I wrote this book to trace how people get to their achievements, to discuss frankly the often chaotic experience of transition, and to help with the challenging and sometimes painful journey of finding a personal next. I know how difficult it can be for someone who has achieved great heights to let go of past glories and find a new path to meaning. This book will help recalibrate how you see performance, and specifically peak performance—not as a capstone event but as one of many important but distinguishable peaks you will have in your life. Between each of those peak performances there is usually some kind of major or minor transition. This book offers tools to assist you in that transition period. Personal Next is also for all those who influence, encourage, and celebrate achievers: parents, friends, coaches, trainers, fans, employers, business partners, and life partners. I want to shine a light on all stages of the high achiever’s often heroic journey.

The first two sections of this book describe the arc of transition and the nine practices that high achievers develop as they work toward a personal best.
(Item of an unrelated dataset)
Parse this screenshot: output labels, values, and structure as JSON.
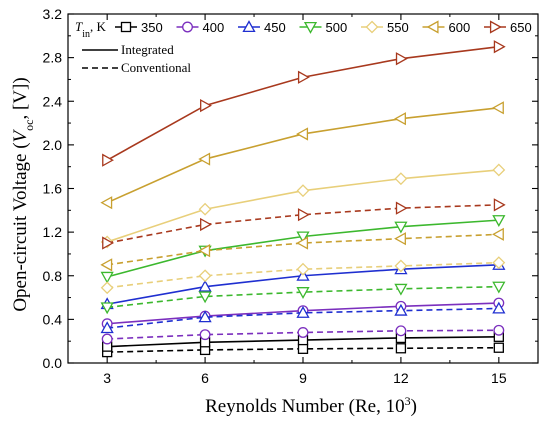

Chapters 1 through 9 are divided into three stages that mirror the arc of transition: its initial ascent, its dip into the messy middle, and its climb toward a personal next. These chapters dive deeply into the points on the arc of transition and, through the stories of interviewees, illuminate some of the main issues at each. Whether you are an athlete or someone else who has dedicated portions of your life to the achievement of deeply personal goals, my hope is that you will read the stories in this book and say, “That is just like me! I am experiencing that!” Through my coaching practice and research, I have learned that although the stories of high achievers may be different, their experiences are relatable, no matter what discipline you pursue.

The “Time Out” sections at the end of the chapters include questions based on those I asked the people interviewed for this book. Many of these high performers commented on the deep self-reflection stimulated by answering the questions, and I hope they will bring you new awareness, too. In the “Practices in Play” exercises that conclude each of the three stages of the book, I invite you to engage with the nine practices of high performers, using a journal to track how these practices have manifested in your experiences and how you can harness them for future goals.

As an Olympian, I am deeply proud of my swimming career and the experiences it provided me. Like all such events, however, now that it is over, it only lives in the past. Holding on to past personal bests to define your present self can hinder you from discovering potential new versions of yourself and as-yet undiscovered opportunities and successes that exist only in the future. As you will see, I fundamentally believe in repurposing, not retiring. I believe in filling life with opportunities to learn and grow, with challenges and failures, explorations and experiences, relationships with and feedback from friends and colleagues.

New opportunities are doors to potential, but we must choose to engage with them. Transitions are inevitable and essential elements of the process of actualizing potential. All of us will travel through both small and large transitions during our lives. For me, sport was a starting point on the journey.

I choose to keep moving toward my personal next, and I hope you will, too.